Foto: Hubert Melot redde deze bijzondere Gordini-motor van de sloop. In zijn stalling praat hij graag over techniek, zoals ook van deze Fiat uit 1915 die zijn vader destijds reed. In zijn collectie zit bovendien een prachtige Dauphine Gordini met een lage kilometerstand.

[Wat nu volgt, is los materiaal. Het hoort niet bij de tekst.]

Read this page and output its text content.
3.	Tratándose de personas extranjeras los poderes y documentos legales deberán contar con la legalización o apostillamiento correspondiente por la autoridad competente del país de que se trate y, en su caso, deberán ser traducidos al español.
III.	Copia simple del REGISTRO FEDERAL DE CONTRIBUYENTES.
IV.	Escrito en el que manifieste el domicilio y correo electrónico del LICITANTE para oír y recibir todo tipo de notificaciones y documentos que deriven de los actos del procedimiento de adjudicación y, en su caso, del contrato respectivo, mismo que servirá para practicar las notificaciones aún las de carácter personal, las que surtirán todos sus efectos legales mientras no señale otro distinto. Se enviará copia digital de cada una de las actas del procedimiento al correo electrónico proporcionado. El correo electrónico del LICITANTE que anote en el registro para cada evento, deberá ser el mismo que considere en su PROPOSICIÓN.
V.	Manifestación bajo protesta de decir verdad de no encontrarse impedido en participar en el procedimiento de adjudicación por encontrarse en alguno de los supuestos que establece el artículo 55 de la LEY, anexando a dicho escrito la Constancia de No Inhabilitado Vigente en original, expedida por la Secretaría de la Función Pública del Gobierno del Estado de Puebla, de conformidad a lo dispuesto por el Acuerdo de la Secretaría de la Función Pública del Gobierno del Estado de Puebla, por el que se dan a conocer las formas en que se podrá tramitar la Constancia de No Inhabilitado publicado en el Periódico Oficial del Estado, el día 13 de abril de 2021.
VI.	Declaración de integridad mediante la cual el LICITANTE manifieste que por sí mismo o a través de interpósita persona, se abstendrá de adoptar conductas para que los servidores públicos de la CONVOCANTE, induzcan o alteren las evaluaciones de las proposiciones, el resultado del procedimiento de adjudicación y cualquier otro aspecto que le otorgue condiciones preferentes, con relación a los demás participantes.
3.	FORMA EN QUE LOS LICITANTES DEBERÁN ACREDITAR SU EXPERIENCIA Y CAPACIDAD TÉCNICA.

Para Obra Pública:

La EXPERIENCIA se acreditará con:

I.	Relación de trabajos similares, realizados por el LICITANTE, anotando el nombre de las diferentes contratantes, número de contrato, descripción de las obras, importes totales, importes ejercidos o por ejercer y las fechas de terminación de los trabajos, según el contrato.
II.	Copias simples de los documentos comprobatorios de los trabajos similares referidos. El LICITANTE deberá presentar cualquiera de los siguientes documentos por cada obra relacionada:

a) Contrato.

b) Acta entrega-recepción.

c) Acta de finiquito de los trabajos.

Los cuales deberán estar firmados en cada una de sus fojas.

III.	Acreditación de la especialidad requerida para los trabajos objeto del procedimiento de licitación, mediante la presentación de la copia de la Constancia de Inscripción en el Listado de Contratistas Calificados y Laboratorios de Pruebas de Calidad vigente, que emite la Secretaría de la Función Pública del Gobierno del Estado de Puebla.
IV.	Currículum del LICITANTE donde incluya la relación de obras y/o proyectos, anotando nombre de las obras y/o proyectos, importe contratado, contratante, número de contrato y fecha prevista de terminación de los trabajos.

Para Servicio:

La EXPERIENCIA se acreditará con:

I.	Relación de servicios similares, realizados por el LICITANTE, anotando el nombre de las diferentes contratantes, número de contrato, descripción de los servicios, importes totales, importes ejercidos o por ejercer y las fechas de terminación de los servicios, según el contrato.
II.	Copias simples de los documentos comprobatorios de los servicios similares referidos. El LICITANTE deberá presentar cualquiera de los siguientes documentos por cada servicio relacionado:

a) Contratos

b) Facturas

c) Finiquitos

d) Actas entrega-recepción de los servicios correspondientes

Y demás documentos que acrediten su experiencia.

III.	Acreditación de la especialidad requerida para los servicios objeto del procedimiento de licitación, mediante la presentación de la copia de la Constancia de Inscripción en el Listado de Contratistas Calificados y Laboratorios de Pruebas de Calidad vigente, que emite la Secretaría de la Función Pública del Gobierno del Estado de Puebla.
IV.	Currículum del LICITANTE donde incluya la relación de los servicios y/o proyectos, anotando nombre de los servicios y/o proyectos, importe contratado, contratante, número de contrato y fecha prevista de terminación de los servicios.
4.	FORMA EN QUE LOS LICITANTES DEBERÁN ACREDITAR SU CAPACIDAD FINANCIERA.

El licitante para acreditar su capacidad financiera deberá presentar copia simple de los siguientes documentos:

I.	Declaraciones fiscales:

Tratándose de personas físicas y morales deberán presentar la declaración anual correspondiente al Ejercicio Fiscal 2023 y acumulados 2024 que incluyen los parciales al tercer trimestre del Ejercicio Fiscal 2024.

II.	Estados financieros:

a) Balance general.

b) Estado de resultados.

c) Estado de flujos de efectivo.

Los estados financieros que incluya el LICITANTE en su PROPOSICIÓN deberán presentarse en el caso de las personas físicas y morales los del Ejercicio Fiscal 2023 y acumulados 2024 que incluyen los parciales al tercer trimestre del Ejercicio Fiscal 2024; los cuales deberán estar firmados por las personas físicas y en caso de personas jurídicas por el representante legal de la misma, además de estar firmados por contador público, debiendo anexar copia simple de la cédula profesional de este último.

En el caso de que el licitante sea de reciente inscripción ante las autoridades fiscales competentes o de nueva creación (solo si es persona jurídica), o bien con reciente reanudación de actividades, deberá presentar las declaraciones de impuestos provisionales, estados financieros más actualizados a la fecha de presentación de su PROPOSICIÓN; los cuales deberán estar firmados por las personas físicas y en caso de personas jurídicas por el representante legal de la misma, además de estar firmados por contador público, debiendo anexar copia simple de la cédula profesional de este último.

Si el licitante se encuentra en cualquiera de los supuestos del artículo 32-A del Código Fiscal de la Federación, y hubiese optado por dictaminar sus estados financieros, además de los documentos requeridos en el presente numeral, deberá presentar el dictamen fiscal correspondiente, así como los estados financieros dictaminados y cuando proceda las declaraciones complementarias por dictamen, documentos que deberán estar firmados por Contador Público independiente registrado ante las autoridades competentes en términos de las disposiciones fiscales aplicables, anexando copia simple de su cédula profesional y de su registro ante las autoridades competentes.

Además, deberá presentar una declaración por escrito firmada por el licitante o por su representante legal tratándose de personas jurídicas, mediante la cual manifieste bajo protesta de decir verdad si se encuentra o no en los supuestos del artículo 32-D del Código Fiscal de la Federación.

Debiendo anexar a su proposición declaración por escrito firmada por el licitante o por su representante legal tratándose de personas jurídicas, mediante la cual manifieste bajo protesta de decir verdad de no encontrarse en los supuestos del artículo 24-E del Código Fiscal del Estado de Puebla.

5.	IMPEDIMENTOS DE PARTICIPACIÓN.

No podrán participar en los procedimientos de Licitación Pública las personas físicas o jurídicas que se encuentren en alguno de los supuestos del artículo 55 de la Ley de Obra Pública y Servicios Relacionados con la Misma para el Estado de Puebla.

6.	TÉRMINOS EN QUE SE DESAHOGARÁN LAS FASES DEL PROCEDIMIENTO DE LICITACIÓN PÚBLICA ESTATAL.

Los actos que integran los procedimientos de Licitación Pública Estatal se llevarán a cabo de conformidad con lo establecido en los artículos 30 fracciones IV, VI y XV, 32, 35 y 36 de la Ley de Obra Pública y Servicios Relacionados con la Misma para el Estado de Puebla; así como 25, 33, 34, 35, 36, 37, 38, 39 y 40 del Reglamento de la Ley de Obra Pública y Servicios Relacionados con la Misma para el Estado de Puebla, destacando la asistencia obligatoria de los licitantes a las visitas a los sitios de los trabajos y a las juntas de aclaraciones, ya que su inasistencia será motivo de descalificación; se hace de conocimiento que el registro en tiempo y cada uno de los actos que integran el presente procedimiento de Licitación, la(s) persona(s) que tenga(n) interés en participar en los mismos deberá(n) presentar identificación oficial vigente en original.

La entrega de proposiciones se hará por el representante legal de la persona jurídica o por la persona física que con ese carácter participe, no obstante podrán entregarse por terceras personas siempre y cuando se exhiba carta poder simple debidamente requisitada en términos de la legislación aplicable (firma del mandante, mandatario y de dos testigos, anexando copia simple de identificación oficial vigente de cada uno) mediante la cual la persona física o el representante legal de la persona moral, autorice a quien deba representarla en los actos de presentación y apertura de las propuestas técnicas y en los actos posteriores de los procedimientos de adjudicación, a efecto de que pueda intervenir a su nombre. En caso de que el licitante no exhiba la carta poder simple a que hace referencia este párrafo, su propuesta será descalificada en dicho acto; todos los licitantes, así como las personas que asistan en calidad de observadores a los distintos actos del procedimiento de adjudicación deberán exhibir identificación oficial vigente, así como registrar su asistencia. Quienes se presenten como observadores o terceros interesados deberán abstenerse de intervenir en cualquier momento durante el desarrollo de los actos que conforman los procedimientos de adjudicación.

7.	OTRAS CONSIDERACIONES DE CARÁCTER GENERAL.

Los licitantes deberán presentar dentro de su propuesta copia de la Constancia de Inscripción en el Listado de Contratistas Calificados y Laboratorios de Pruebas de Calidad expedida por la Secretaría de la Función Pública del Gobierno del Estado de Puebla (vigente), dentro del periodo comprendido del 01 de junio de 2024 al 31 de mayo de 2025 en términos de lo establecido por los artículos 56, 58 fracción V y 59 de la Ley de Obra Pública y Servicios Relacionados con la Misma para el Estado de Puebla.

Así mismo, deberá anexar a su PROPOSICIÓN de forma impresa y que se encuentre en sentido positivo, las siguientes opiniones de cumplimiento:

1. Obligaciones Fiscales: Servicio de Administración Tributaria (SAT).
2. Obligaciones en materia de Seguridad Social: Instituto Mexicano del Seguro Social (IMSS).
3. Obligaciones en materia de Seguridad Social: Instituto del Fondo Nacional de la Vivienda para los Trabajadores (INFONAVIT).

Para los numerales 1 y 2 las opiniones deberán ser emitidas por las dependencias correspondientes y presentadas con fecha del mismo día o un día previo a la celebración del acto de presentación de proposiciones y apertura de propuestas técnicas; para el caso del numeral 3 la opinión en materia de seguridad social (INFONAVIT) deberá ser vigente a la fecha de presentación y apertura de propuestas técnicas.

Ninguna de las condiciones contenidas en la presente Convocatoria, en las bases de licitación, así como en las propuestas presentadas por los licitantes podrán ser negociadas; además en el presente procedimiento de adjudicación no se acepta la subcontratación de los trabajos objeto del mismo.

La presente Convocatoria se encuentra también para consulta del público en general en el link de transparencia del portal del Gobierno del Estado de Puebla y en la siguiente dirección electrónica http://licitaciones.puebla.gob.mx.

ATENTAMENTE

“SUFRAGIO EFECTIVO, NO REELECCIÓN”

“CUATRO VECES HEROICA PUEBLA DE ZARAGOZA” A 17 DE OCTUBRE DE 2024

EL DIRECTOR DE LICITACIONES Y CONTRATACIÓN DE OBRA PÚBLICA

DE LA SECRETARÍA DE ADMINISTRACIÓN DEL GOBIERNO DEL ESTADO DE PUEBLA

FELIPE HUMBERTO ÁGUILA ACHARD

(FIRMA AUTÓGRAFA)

Een bijzonder item is een motorblok dat achteloos op een houten onderstel met zwenkwieltjes in een hoekje staat. Hubert Melot klaart helemaal op als we hem naar het hoe en waarom vragen. Dit is een motor die nooit in een auto heeft gelegen. Deze werd ontwikkeld door Amédée Gordini op basis van het blok van de Dauphine. Het blok stond op de nominatie om naar het oud ijzer te gaan toen een werkplaats aan de 69 Boulevard Victor werd afgebroken. Gelukkig dat iemand er een belletje naar Hubert aan waagde. "Het is een bijzonder blokje waarbij de cilinderkop helemaal nieuw ontwikkeld is. Oktober 1957 lanceerde Renault de Dauphine Gordini met een motor die meer vermogen ontwikkelde. Daarna leek het tot 1962 stil te zijn tussen Renault en Gordini. In dat jaar verscheen namelijk de Dauphine 1063. Maar in de tussentijd zat Gordini beslist niet stil. Hij voerde verschillende verbeteringen door aan de motor met drie hoofdlagers bekend uit de 4CV en Dauphine. Dat leverde onder meer dit blok op met een uiteindelijk nooit in productie genomen cilinderkop. Maar het is wel een motor die gerust mag worden gezien als een voorloper van de beroemde motoren uit de 8 Gordini. In- en uitlaatkleppen staan onder een hoek gemonteerd en de bougies staan bij deze motor in het midden.

Crossflow

Gordini paste het crossflow-principe toe op deze cilinderkop, met aan de ene kant de inlaat met carburateur en aan de andere kant de uitlaat (hier niet gemonteerd). Een ingreep die alleen al zorgt voor een forse winst aan vermogen. Al deze ingrepen zien we later terug in de 1.100-motor van de eerste 8 Gordini's en uiteraard ook in de latere 1.300 en afgeleide varianten. Hubert schreef er uitgebreid over in de jaren tachtig in het clubblad Prise Directe van de CAR Île de France waarvan hij voorzitter was na Gilbert Hatry.

We nemen na een lange dag afscheid van deze aimabele man die zoveel heeft betekent met name voor de sportieve ontwikkeling van Renault, maar die in al zijn bescheidenheid daar nooit de credits voor heeft opgeëist.